I’ve worked in a “casual dress” environment for the past few years, and the thought of pulling on a “structured woven” (AKA: a suit) for a job interview gives me the willies. Please sir, could I wear blue jeans? And while we are talking about it, do people even wear suits anymore? In my recent experiences on the other side of the interviewing desk, the male candidates wore fitted suits and impeccable broadcloth shirts that we never saw again once they were hired. It begs the question as to how many men fork out the dough necessary to purchase expensive clothing before a job interview, only to relegate it to the closet afterward. I know female job applicants spend the money and it’s usually for clothes from my SBSTBF because, angling for points, they always announced it to me.
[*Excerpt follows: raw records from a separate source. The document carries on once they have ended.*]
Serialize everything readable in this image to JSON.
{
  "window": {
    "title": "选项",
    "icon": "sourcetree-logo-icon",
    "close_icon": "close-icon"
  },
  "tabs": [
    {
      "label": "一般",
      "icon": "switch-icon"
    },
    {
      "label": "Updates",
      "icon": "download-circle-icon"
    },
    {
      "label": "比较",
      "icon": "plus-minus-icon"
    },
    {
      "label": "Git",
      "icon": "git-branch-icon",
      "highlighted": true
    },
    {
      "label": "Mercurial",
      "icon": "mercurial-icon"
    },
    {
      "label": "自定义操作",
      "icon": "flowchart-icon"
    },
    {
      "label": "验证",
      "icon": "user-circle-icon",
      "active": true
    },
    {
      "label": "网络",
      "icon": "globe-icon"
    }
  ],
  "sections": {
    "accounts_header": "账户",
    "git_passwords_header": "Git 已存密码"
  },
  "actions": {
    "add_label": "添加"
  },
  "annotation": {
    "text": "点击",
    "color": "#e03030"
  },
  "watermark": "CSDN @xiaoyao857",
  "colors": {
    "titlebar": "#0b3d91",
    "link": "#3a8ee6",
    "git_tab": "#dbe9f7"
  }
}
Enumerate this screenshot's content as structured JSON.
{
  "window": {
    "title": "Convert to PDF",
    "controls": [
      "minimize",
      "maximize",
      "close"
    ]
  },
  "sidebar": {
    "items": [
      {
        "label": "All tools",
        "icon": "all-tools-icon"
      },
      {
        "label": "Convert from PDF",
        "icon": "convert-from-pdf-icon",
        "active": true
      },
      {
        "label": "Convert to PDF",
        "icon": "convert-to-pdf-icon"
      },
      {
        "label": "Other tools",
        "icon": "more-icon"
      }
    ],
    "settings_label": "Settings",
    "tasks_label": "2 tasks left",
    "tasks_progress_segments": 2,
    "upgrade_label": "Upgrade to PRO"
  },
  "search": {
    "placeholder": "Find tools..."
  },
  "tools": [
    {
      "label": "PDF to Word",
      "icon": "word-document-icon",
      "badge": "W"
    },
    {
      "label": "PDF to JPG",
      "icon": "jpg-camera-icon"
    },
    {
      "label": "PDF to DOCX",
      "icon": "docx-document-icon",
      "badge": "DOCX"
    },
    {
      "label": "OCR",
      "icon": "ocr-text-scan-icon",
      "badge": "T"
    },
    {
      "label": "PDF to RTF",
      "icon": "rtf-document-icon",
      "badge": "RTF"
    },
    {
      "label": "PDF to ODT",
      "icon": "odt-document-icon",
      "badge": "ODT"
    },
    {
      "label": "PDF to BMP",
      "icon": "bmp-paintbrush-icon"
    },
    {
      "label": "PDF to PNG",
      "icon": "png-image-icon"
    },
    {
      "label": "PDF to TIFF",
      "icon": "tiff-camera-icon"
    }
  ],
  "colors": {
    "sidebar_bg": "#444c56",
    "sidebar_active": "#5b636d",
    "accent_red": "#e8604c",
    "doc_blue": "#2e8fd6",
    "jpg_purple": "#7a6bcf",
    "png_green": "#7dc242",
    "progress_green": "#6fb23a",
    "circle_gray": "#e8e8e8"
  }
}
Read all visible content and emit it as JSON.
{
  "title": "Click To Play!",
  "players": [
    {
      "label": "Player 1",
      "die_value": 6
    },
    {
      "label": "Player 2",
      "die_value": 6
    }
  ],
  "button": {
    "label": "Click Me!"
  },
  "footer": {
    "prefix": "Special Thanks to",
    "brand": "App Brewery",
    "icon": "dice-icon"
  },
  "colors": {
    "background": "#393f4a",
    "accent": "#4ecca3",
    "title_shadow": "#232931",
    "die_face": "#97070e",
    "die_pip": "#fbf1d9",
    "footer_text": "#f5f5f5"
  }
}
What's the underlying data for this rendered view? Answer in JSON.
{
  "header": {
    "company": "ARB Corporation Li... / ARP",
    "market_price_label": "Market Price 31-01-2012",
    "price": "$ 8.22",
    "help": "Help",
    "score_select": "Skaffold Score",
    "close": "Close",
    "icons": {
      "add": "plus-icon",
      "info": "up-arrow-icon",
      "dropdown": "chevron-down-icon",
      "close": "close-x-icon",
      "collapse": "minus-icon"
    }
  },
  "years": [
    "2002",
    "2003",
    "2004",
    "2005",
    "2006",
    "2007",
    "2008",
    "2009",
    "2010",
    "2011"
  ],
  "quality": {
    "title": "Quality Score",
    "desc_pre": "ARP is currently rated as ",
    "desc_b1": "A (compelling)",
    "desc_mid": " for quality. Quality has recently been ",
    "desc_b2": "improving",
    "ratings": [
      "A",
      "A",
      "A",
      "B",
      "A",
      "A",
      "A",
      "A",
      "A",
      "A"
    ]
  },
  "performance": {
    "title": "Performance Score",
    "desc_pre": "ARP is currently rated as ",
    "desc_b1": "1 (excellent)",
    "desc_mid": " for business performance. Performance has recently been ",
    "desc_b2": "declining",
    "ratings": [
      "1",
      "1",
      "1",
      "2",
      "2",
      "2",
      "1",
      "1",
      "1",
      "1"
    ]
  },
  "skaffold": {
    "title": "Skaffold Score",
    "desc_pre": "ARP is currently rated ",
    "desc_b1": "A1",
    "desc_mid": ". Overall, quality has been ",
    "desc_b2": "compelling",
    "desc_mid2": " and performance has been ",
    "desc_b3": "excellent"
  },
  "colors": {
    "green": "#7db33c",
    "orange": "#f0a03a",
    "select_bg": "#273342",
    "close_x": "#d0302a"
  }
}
Though employed by a woman’s apparel retailer, I had zero input into clothing style and even less knowledge. Even after 23 years of exposure, it is beyond me to “get” apparel trends. Consequently as I slid clothes from one side of the rack to the other during my shopping expedition, my eye twitched as I tried to figure out what to purchase. Casual? Business Casual? Professional? And that aside, what do I buy for future interviews if I don’t know what I am interviewing for? It was enough to make me want to run home, lock the doors, yank on my sweats and begin my new career as a hermit. Possibly though, my husband and daughter would take issue with that.
So here is where it ended up. I bought two cardigan sweaters and a pair of refined stripped pants suitable for a funeral--oh I’m sorry--I mean a job interview. Our cedar closet holds several cast-off blazers that will fit the bill if I need to go upscale. I procured a pair of cotton Capri pants that can be worn casually or dressed up with a fine gauge sweater in a work environment. And though I have no idea what my future holds, I’m going to an outplacement meeting this week. I’ll wear one of the outfits there, and figure the rest out as I go along.
As for the investment spending--well, the clothes I bought were significantly discounted—-the markdown was more than I receive with the discount card. Wouldn’t it just figure? I didn’t need it.